The response from the inventory market has been optimistic. And one of many shares that obtained the most important enhance is Danaher, which provides gear throughout the business.

Against this, shares in Alexandria Actual Property are down barely. And there’s undoubtedly a danger {that a} massive funding in US manufacturing would possibly create further competitors.

I feel although, that the agency stands to profit from the pharmaceutical sector as a complete being in a stronger place. So I’m wanting on the 6.5% dividend yield as a possible alternative.

Rental revenue

The draw back to Pfizer’s deal is that it means decrease promoting costs for pharmaceutical corporations. However Alexandria Actual Property’s largely shielded from this.  From the agency’s perspective, what issues is that it could actually appeal to sufficient tenants to occupy its properties and that they’re able to pay their rents. That’s just about it. 

A very good illustration of that is the scenario with Moderna. The agency has struggled because the finish of the pandemic, however this hasn’t been an issue for Alexandria Actual Property. 

Hire assortment metrics have been persistently excessive, regardless of Moderna being one of many agency’s largest tenants. And this has resulted in constant dividend progress for buyers.

The place are we now?

Alexandria Actual Property at present has 90% of its properties occupied, which is beneath its long-term common. That’s why buyers will need to concentrate on the specter of additional provide coming on-line. 

The common lease has round 7.5 years left, which isn’t that lengthy. However among the many prime 20 tenants – which account for over a 3rd of its complete rental revenue – the determine is nearer to 10 years.

Earlier this yr, the agency needed to problem debt at 5.5% to exchange maturing bonds that had a 3.45% rate of interest. That’s not superb, however the path ahead appears to be like a lot clearer on this entrance. 

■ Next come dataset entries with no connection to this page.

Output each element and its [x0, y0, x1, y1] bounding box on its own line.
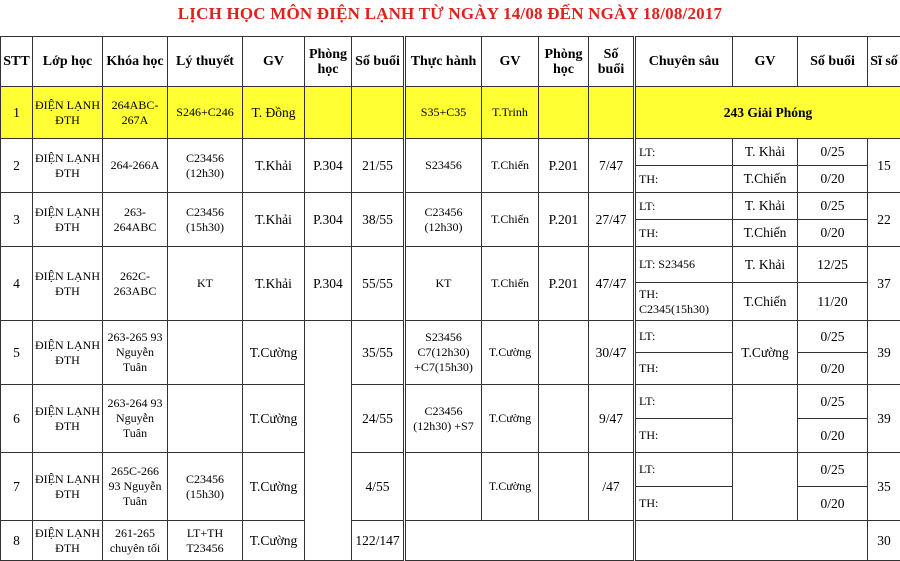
- cell-buoi2: 27/47: [589, 193, 635, 247]
- cell-phong2: P.201: [539, 139, 589, 193]
- cell-cs-buoi: 0/25: [798, 321, 868, 353]
- cell-siso: 35: [868, 453, 900, 521]
- cell-cs-gv: T. Khải: [733, 193, 798, 220]
- cell-gv2: T.Chiến: [482, 193, 539, 247]
- cell-siso: 37: [868, 247, 900, 321]
- cell-cs-buoi: 0/20: [798, 419, 868, 453]
- cell-lythuyet: LT+TH T23456: [168, 521, 243, 561]
- col-gv3: GV: [733, 37, 798, 87]
- cell-cs-type: TH:: [635, 220, 733, 247]
- cell-siso: 15: [868, 139, 900, 193]
- cell-buoi2: 47/47: [589, 247, 635, 321]
- cell-gv1: T.Khải: [243, 193, 305, 247]
- cell-lythuyet: C23456 (12h30): [168, 139, 243, 193]
- cell-lop: ĐIỆN LẠNH ĐTH: [33, 139, 103, 193]
- col-phong2: Phòng học: [539, 37, 589, 87]
- cell-cs-buoi: 0/20: [798, 166, 868, 193]
- cell-khoa: 264ABC-267A: [103, 87, 168, 139]
- table-row: [1, 193, 900, 220]
- cell-lop: ĐIỆN LẠNH ĐTH: [33, 87, 103, 139]
- page-title: LỊCH HỌC MÔN ĐIỆN LẠNH TỪ NGÀY 14/08 ĐẾN NGÀY 18/08/2017: [0, 4, 900, 24]
- cell-stt: 6: [1, 385, 33, 453]
- cell-cs-gv: T.Chiến: [733, 166, 798, 193]
- cell-khoa: 263-264 93 Nguyễn Tuân: [103, 385, 168, 453]
- cell-buoi2: [589, 87, 635, 139]
- cell-gv1: T.Cường: [243, 453, 305, 521]
- cell-buoi2: /47: [589, 453, 635, 521]
- cell-buoi2: 9/47: [589, 385, 635, 453]
- cell-cs-type: LT:: [635, 139, 733, 166]
- cell-buoi1: 35/55: [352, 321, 405, 385]
- cell-cs-type: TH:: [635, 166, 733, 193]
- cell-lythuyet: [168, 321, 243, 385]
- cell-cs-gv: T. Khải: [733, 247, 798, 283]
- cell-phong1: P.304: [305, 139, 352, 193]
- table-row: [1, 321, 900, 353]
- cell-phong1: P.304: [305, 247, 352, 321]
- cell-gv2: T.Cường: [482, 453, 539, 521]
- cell-khoa: 263-264ABC: [103, 193, 168, 247]
- cell-cs-type: LT:: [635, 321, 733, 353]
- cell-buoi2: 30/47: [589, 321, 635, 385]
- cell-buoi1: 21/55: [352, 139, 405, 193]
- cell-cs-buoi: 0/20: [798, 220, 868, 247]
- cell-phong1: [305, 87, 352, 139]
- cell-thuchanh: S23456: [405, 139, 482, 193]
- cell-cs-type: TH:: [635, 419, 733, 453]
- cell-cs-buoi: 0/20: [798, 487, 868, 521]
- cell-phong2-empty: [539, 385, 589, 453]
- cell-cs-type: LT:: [635, 385, 733, 419]
- cell-lop: ĐIỆN LẠNH ĐTH: [33, 521, 103, 561]
- cell-stt: 7: [1, 453, 33, 521]
- cell-thuchanh: S23456 C7(12h30) +C7(15h30): [405, 321, 482, 385]
- cell-gv1: T.Cường: [243, 521, 305, 561]
- cell-thuchanh: KT: [405, 247, 482, 321]
- cell-cs-buoi: 0/25: [798, 453, 868, 487]
- cell-phong2: P.201: [539, 247, 589, 321]
- table-row: [1, 385, 900, 419]
- table-row: [1, 453, 900, 487]
- col-siso: Sĩ số: [868, 37, 900, 87]
- cell-phong1: P.304: [305, 193, 352, 247]
- cell-lop: ĐIỆN LẠNH ĐTH: [33, 321, 103, 385]
- cell-lop: ĐIỆN LẠNH ĐTH: [33, 193, 103, 247]
- cell-cs-gv-empty: [733, 453, 798, 521]
- col-buoi3: Số buổi: [798, 37, 868, 87]
- cell-cs-gv-empty: [733, 385, 798, 453]
- cell-stt: 5: [1, 321, 33, 385]
- cell-buoi1: 38/55: [352, 193, 405, 247]
- cell-siso: 39: [868, 385, 900, 453]
- cell-siso: 30: [868, 521, 900, 561]
- cell-cs-buoi: 0/25: [798, 139, 868, 166]
- cell-gv1: T.Cường: [243, 321, 305, 385]
- cell-khoa: 261-265 chuyên tối: [103, 521, 168, 561]
- cell-phong2: P.201: [539, 193, 589, 247]
- header-row: [1, 37, 900, 87]
- col-buoi1: Số buổi: [352, 37, 405, 87]
- cell-buoi1: 4/55: [352, 453, 405, 521]
- col-gv1: GV: [243, 37, 305, 87]
- cell-khoa: 263-265 93 Nguyễn Tuân: [103, 321, 168, 385]
- cell-siso: 39: [868, 321, 900, 385]
- cell-lythuyet: KT: [168, 247, 243, 321]
- cell-buoi1: 122/147: [352, 521, 405, 561]
- cell-khoa: 264-266A: [103, 139, 168, 193]
- table-row: [1, 521, 900, 557]
- cell-cs-buoi: 0/25: [798, 193, 868, 220]
- cell-buoi1: 24/55: [352, 385, 405, 453]
- cell-stt: 2: [1, 139, 33, 193]
- cell-thuchanh: S35+C35: [405, 87, 482, 139]
- cell-cs-type: LT:: [635, 453, 733, 487]
- cell-lop: ĐIỆN LẠNH ĐTH: [33, 453, 103, 521]
- cell-phong1-empty: [305, 321, 352, 561]
- col-stt: STT: [1, 37, 33, 87]
- col-thuchanh: Thực hành: [405, 37, 482, 87]
- cell-gv2: T.Trinh: [482, 87, 539, 139]
- cell-thuchanh: [405, 453, 482, 521]
- cell-cs-type: TH: C2345(15h30): [635, 283, 733, 321]
- cell-thuchanh-empty: [405, 521, 635, 561]
- cell-cs-gv: T. Khải: [733, 139, 798, 166]
- cell-buoi1: 55/55: [352, 247, 405, 321]
- cell-gv1: T.Khải: [243, 247, 305, 321]
- col-lop: Lớp học: [33, 37, 103, 87]
- cell-thuchanh: C23456 (12h30) +S7: [405, 385, 482, 453]
- cell-gv2: T.Cường: [482, 385, 539, 453]
- cell-khoa: 262C-263ABC: [103, 247, 168, 321]
- cell-stt: 4: [1, 247, 33, 321]
- cell-cs-gv: T.Cường: [733, 321, 798, 385]
- col-chuyensau: Chuyên sâu: [635, 37, 733, 87]
- col-buoi2: Số buổi: [589, 37, 635, 87]
- col-gv2: GV: [482, 37, 539, 87]
- cell-stt: 3: [1, 193, 33, 247]
- cell-lythuyet: [168, 385, 243, 453]
- cell-gv1: T.Cường: [243, 385, 305, 453]
- col-phong1: Phòng học: [305, 37, 352, 87]
- cell-lythuyet: C23456 (15h30): [168, 193, 243, 247]
- cell-cs-buoi: 0/20: [798, 353, 868, 385]
- table-row: [1, 87, 900, 139]
- cell-gv1: T.Khải: [243, 139, 305, 193]
- cell-gv1: T. Đồng: [243, 87, 305, 139]
- cell-gv2: T.Cường: [482, 321, 539, 385]
- cell-cs-type: TH:: [635, 487, 733, 521]
- schedule-table: [0, 36, 900, 561]
- cell-cs-gv: T.Chiến: [733, 220, 798, 247]
- table-row: [1, 139, 900, 166]
- cell-stt: 8: [1, 521, 33, 561]
- table-row: [1, 247, 900, 283]
- col-khoa: Khóa học: [103, 37, 168, 87]
- cell-lythuyet: C23456 (15h30): [168, 453, 243, 521]
- cell-cs-gv: T.Chiến: [733, 283, 798, 321]
- cell-lop: ĐIỆN LẠNH ĐTH: [33, 247, 103, 321]
- cell-buoi2: 7/47: [589, 139, 635, 193]
- cell-cs-buoi: 0/25: [798, 385, 868, 419]
- cell-chuyensau-empty: [635, 521, 868, 561]
- cell-cs-buoi: 11/20: [798, 283, 868, 321]
- cell-phong2-empty: [539, 453, 589, 521]
- cell-phong2: [539, 87, 589, 139]
- cell-phong2-empty: [539, 321, 589, 385]
- cell-cs-type: LT:: [635, 193, 733, 220]
- cell-cs-type: TH:: [635, 353, 733, 385]
- cell-cs-buoi: 12/25: [798, 247, 868, 283]
- cell-stt: 1: [1, 87, 33, 139]
- cell-gv2: T.Chiến: [482, 139, 539, 193]
- cell-khoa: 265C-266 93 Nguyễn Tuân: [103, 453, 168, 521]
- cell-siso: 22: [868, 193, 900, 247]
- cell-gv2: T.Chiến: [482, 247, 539, 321]
- cell-buoi1: [352, 87, 405, 139]
- cell-lythuyet: S246+C246: [168, 87, 243, 139]
- cell-cs-type: LT: S23456: [635, 247, 733, 283]
- col-lythuyet: Lý thuyết: [168, 37, 243, 87]
- cell-thuchanh: C23456 (12h30): [405, 193, 482, 247]
- cell-chuyensau-location: 243 Giải Phóng: [635, 87, 900, 139]
- cell-lop: ĐIỆN LẠNH ĐTH: [33, 385, 103, 453]
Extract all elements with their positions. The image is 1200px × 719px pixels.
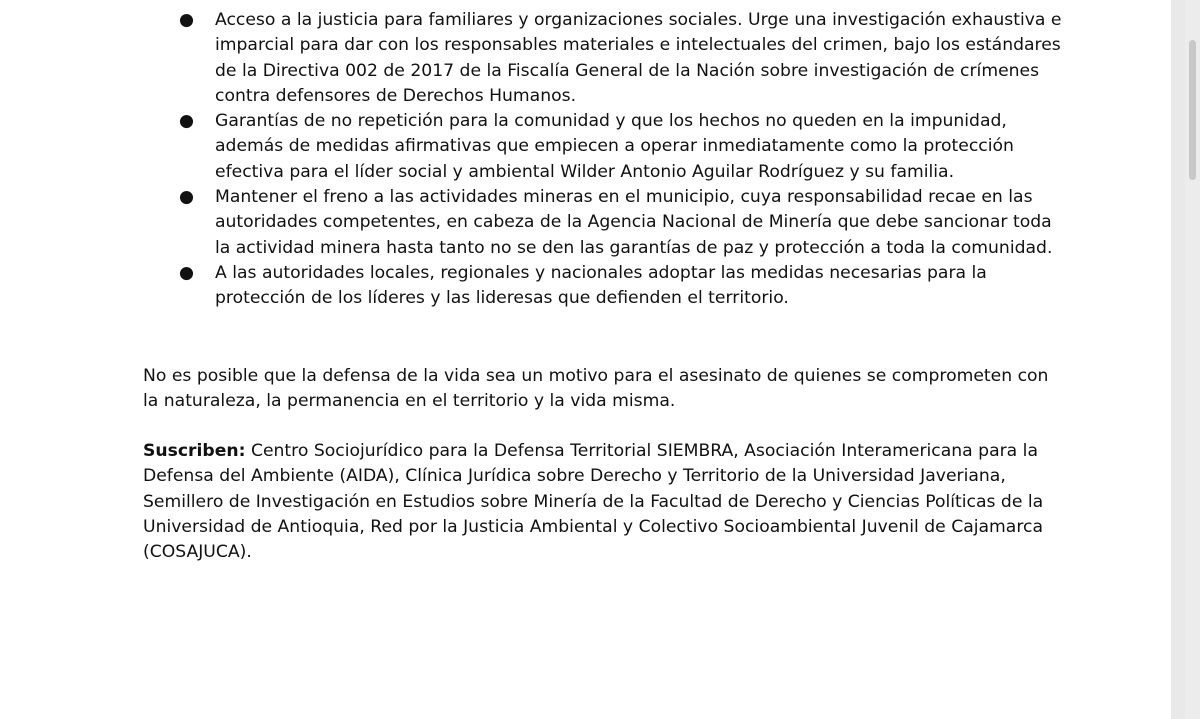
list-item (143, 185, 1063, 261)
list-item-text: A las autoridades locales, regionales y nacionales adoptar las medidas necesarias para la protección de los líderes y las lideresas que defienden el territorio. (215, 262, 987, 309)
demands-list (143, 8, 1063, 312)
signatories-label: Suscriben: (143, 441, 246, 462)
bullet-icon: ● (179, 187, 194, 208)
signatories-paragraph (143, 439, 1063, 565)
signatories-text: Centro Sociojurídico para la Defensa Territorial SIEMBRA, Asociación Interamericana para la Defensa del Ambiente (AIDA), Clínica Jurídica sobre Derecho y Territorio de la Universidad Javeriana, Semillero de Investigación en Estudios sobre Minería de la Facultad de Derecho y Ciencias Políticas de la Universidad de Antioquia, Red por la Justicia Ambiental y Colectivo Socioambiental Juvenil de Cajamarca (COSAJUCA). (143, 441, 1044, 563)
bullet-icon: ● (179, 10, 194, 30)
document-content (143, 8, 1063, 566)
list-item (143, 261, 1063, 312)
list-item-text: Garantías de no repetición para la comunidad y que los hechos no queden en la impunidad, además de medidas afirmativas que empiecen a operar inmediatamente como la protección efectiva para el líder social y ambiental Wilder Antonio Aguilar Rodríguez y su familia. (215, 111, 1014, 182)
list-item-text: Mantener el freno a las actividades mineras en el municipio, cuya responsabilidad recae en las autoridades competentes, en cabeza de la Agencia Nacional de Minería que debe sancionar toda la actividad minera hasta tanto no se den las garantías de paz y protección a toda la comunidad. (215, 187, 1053, 258)
list-item-text: Acceso a la justicia para familiares y organizaciones sociales. Urge una investigación exhaustiva e imparcial para dar con los responsables materiales e intelectuales del crimen, bajo los estándares de la Directiva 002 de 2017 de la Fiscalía General de la Nación sobre investigación de crímenes contra defensores de Derechos Humanos. (215, 10, 1062, 106)
list-item (143, 109, 1063, 185)
scrollbar-thumb[interactable] (1189, 40, 1196, 180)
list-item (143, 8, 1063, 109)
closing-paragraph: No es posible que la defensa de la vida sea un motivo para el asesinato de quienes se comprometen con la naturaleza, la permanencia en el territorio y la vida misma. (143, 365, 1049, 411)
vertical-scrollbar[interactable] (1185, 0, 1200, 719)
bullet-icon: ● (179, 111, 194, 132)
bullet-icon: ● (179, 262, 194, 283)
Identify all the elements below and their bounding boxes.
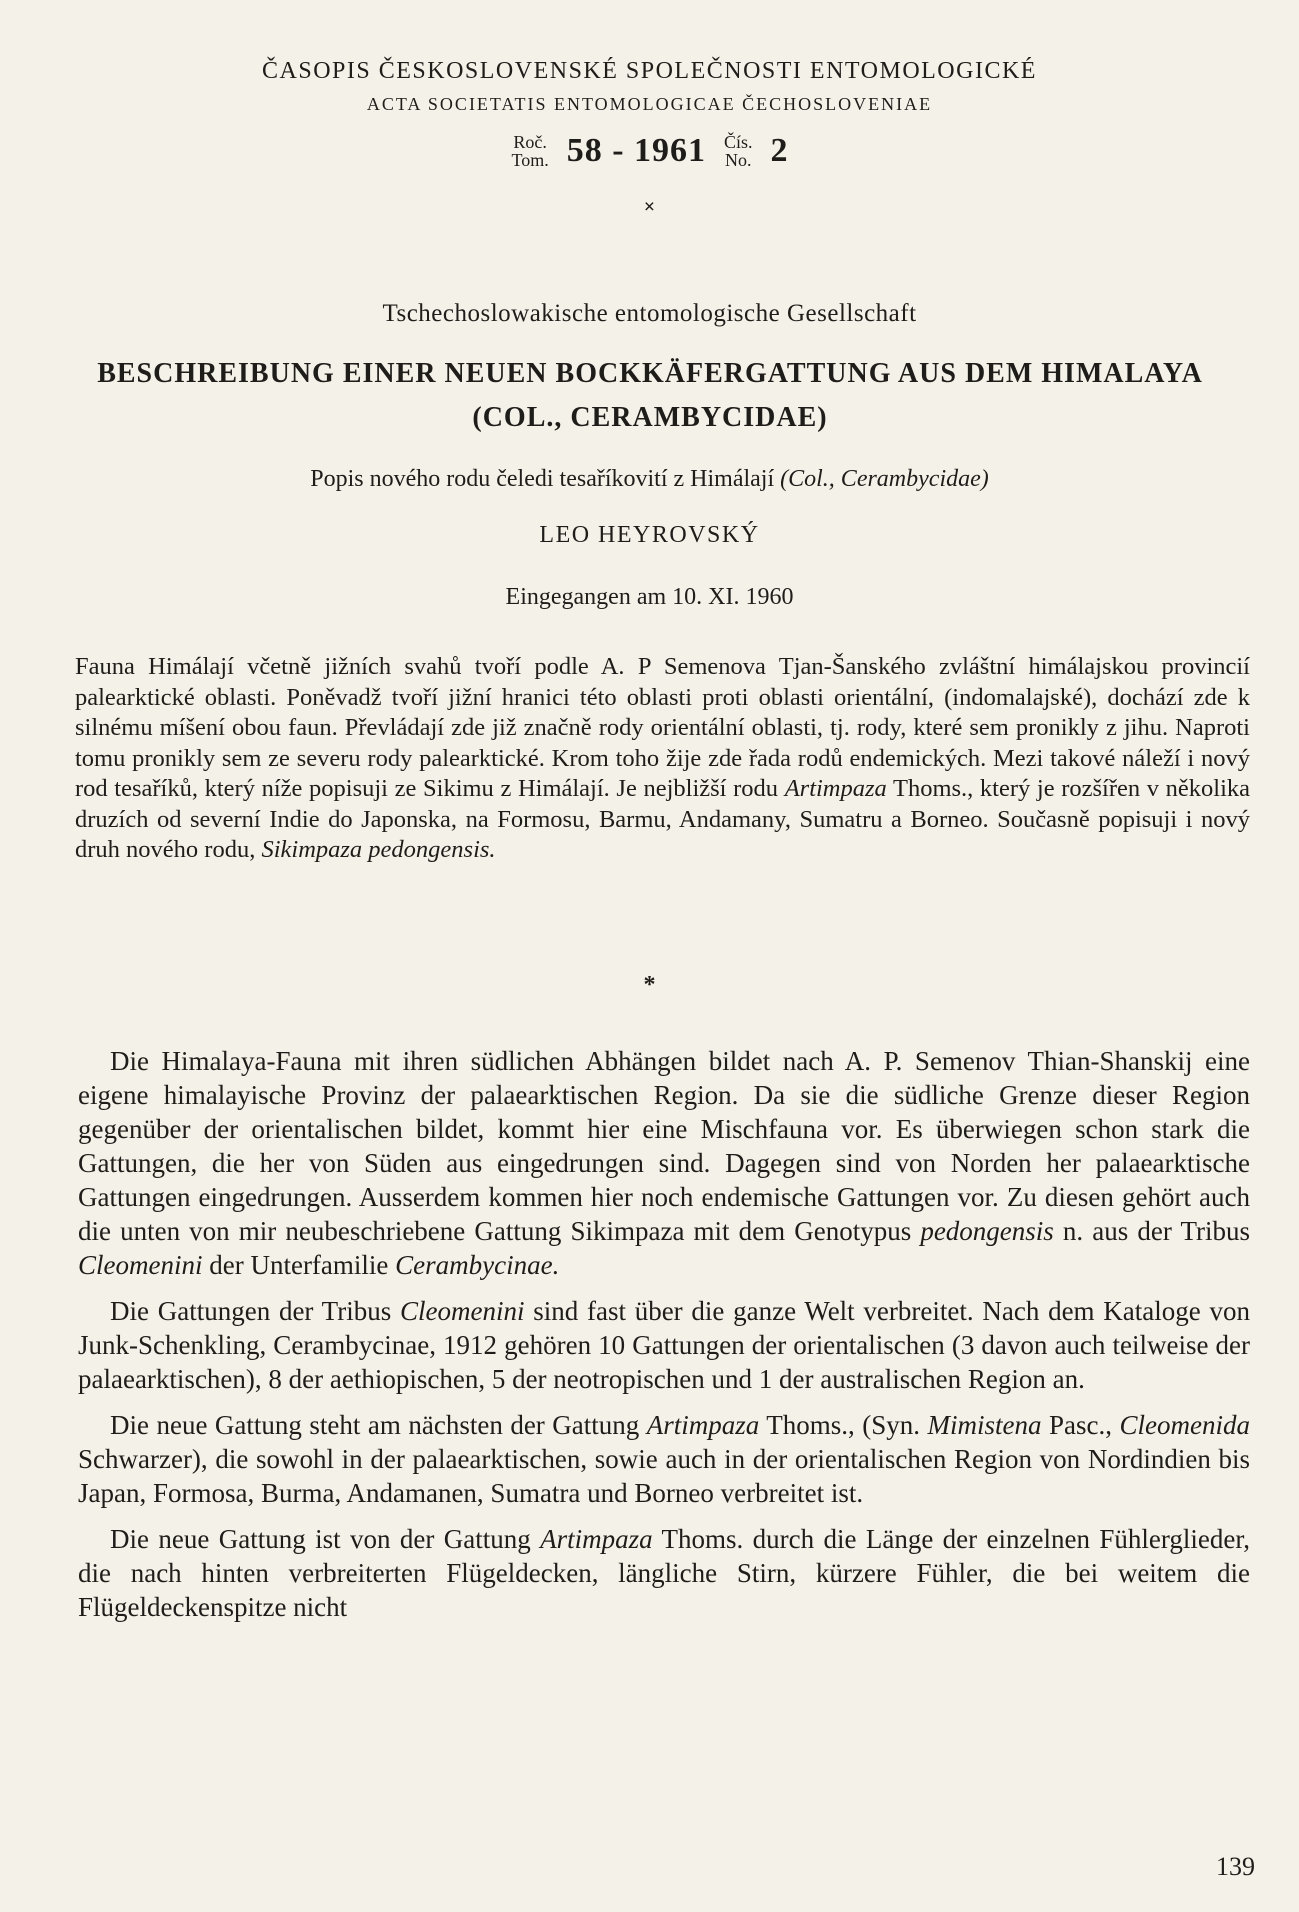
no-label: No. [725, 150, 752, 170]
number-label [724, 133, 753, 169]
para3-text-a: Die neue Gattung steht am nächsten der Gattung [110, 1410, 647, 1440]
para3-text-d: Schwarzer), die sowohl in der palaearktischen, sowie auch in der orientalischen Region von Nordindien bis Japan, Formosa, Burma, Andamanen, Sumatra und Borneo verbreitet ist. [78, 1444, 1250, 1508]
para3-text-c: Pasc., [1041, 1410, 1120, 1440]
article-body [78, 1044, 1250, 1636]
journal-title-latin: ACTA SOCIETATIS ENTOMOLOGICAE ČECHOSLOVENIAE [366, 94, 933, 114]
para2-italic-1: Cleomenini [399, 1296, 525, 1326]
abstract-text-2: Thoms., který je rozšířen v několika druzích od severní Indie do Japonska, na Formosu, Barmu, Andamany, Sumatru a Borneo. Současně popisuji i nový druh nového rodu, [75, 775, 1251, 863]
subtitle-taxon: (Col., Cerambycidae) [780, 466, 989, 492]
abstract-text-1: Fauna Himálají včetně jižních svahů tvoří podle A. P Semenova Tjan-Šanského zvláštní himálajskou provincií palearktické oblasti. Poněvadž tvoří jižní hranici této oblasti proti oblasti orientální, (indomalajské), dochází zde k silnému míšení obou faun. Převládají zde již značně rody orientální oblasti, tj. rody, které sem pronikly z jihu. Naproti tomu pronikly sem ze severu rody palearktické. Krom toho žije zde řada rodů endemických. Mezi takové náleží i nový rod tesaříků, který níže popisuji ze Sikimu z Himálají. Je nejbližší rodu [75, 653, 1250, 802]
para1-italic-1: pedongensis [920, 1216, 1054, 1246]
issue-number: 2 [770, 132, 788, 169]
body-paragraph-4 [78, 1522, 1250, 1624]
page-number: 139 [1216, 1852, 1255, 1881]
para2-text-a: Die Gattungen der Tribus [110, 1296, 400, 1326]
body-paragraph-3 [78, 1408, 1250, 1510]
abstract-species: Sikimpaza pedongensis. [261, 836, 496, 863]
para1-text-c: der Unterfamilie [202, 1250, 396, 1280]
article-subtitle [0, 466, 1299, 493]
para3-text-b: Thoms., (Syn. [759, 1410, 928, 1440]
cis-label: Čís. [724, 132, 753, 152]
tom-label: Tom. [511, 150, 549, 170]
cross-ornament: × [643, 196, 656, 218]
society-name: Tschechoslowakische entomologische Gesellschaft [382, 300, 917, 327]
volume-line [0, 132, 1299, 170]
para1-text-a: Die Himalaya-Fauna mit ihren südlichen Abhängen bildet nach A. P. Semenov Thian-Shanskij eine eigene himalayische Provinz der palaearktischen Region. Da sie die südliche Grenze dieser Region gegenüber der orientalischen bildet, kommt hier eine Mischfauna vor. Es überwiegen schon stark die Gattungen, die her von Süden aus eingedrungen sind. Dagegen sind von Norden her palaearktische Gattungen eingedrungen. Ausserdem kommen hier noch endemische Gattungen vor. Zu diesen gehört auch die unten von mir neubeschriebene Gattung Sikimpaza mit dem Genotypus [78, 1046, 1250, 1246]
journal-title-czech: ČASOPIS ČESKOSLOVENSKÉ SPOLEČNOSTI ENTOMOLOGICKÉ [262, 58, 1037, 84]
body-paragraph-1 [78, 1044, 1250, 1282]
author-name: LEO HEYROVSKÝ [539, 522, 760, 548]
volume-year: 58 - 1961 [566, 132, 707, 169]
subtitle-text: Popis nového rodu čeledi tesaříkovití z Himálají [310, 466, 781, 492]
roc-label: Roč. [513, 132, 547, 152]
volume-label [511, 133, 548, 169]
para4-italic-1: Artimpaza [540, 1524, 653, 1554]
para1-italic-2: Cleomenini [78, 1250, 203, 1280]
czech-abstract [75, 652, 1250, 866]
abstract-genus: Artimpaza [784, 775, 887, 802]
article-title: BESCHREIBUNG EINER NEUEN BOCKKÄFERGATTUNG AUS DEM HIMALAYA (COL., CERAMBYCIDAE) [97, 358, 1203, 433]
para1-text-b: n. aus der Tribus [1053, 1216, 1250, 1246]
para4-text-b: Thoms. durch die Länge der einzelnen Fühlerglieder, die nach hinten verbreiterten Flügeldecken, längliche Stirn, kürzere Fühler, die bei weitem die Flügeldeckenspitze nicht [78, 1524, 1250, 1622]
para2-text-b: sind fast über die ganze Welt verbreitet. Nach dem Kataloge von Junk-Schenkling, Cerambycinae, 1912 gehören 10 Gattungen der orientalischen (3 davon auch teilweise der palaearktischen), 8 der aethiopischen, 5 der neotropischen und 1 der australischen Region an. [78, 1296, 1251, 1394]
body-paragraph-2 [78, 1294, 1250, 1396]
received-date: Eingegangen am 10. XI. 1960 [505, 584, 794, 610]
para4-text-a: Die neue Gattung ist von der Gattung [110, 1524, 541, 1554]
para3-italic-3: Cleomenida [1119, 1410, 1250, 1440]
para3-italic-1: Artimpaza [646, 1410, 760, 1440]
para3-italic-2: Mimistena [927, 1410, 1042, 1440]
section-separator: * [643, 972, 656, 998]
para1-italic-3: Cerambycinae. [395, 1250, 560, 1280]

Solely 9% of the corporate’s loans are set to run out earlier than 2027 and the prospect of falling rates of interest ought to assist with this. So the present place appears to be like way more steady than it did in January.

A dividend alternative?

Alexandria Actual Property has targeted on producing dependable rental revenue from high-quality tenants. And that’s a technique that has labored properly for passive revenue buyers. 

Whereas Pfizer’s take care of the US authorities would possibly create extra competitors, I feel it must also stabliise the pharmaceutical sector. That’s why I view it as a optimistic for the corporate.

Over the long run, I count on the inventory may very well be a terrific supply of passive revenue. And the 6.5% dividend yield is unusually excessive and value contemplating severely as a probably enticing entry level.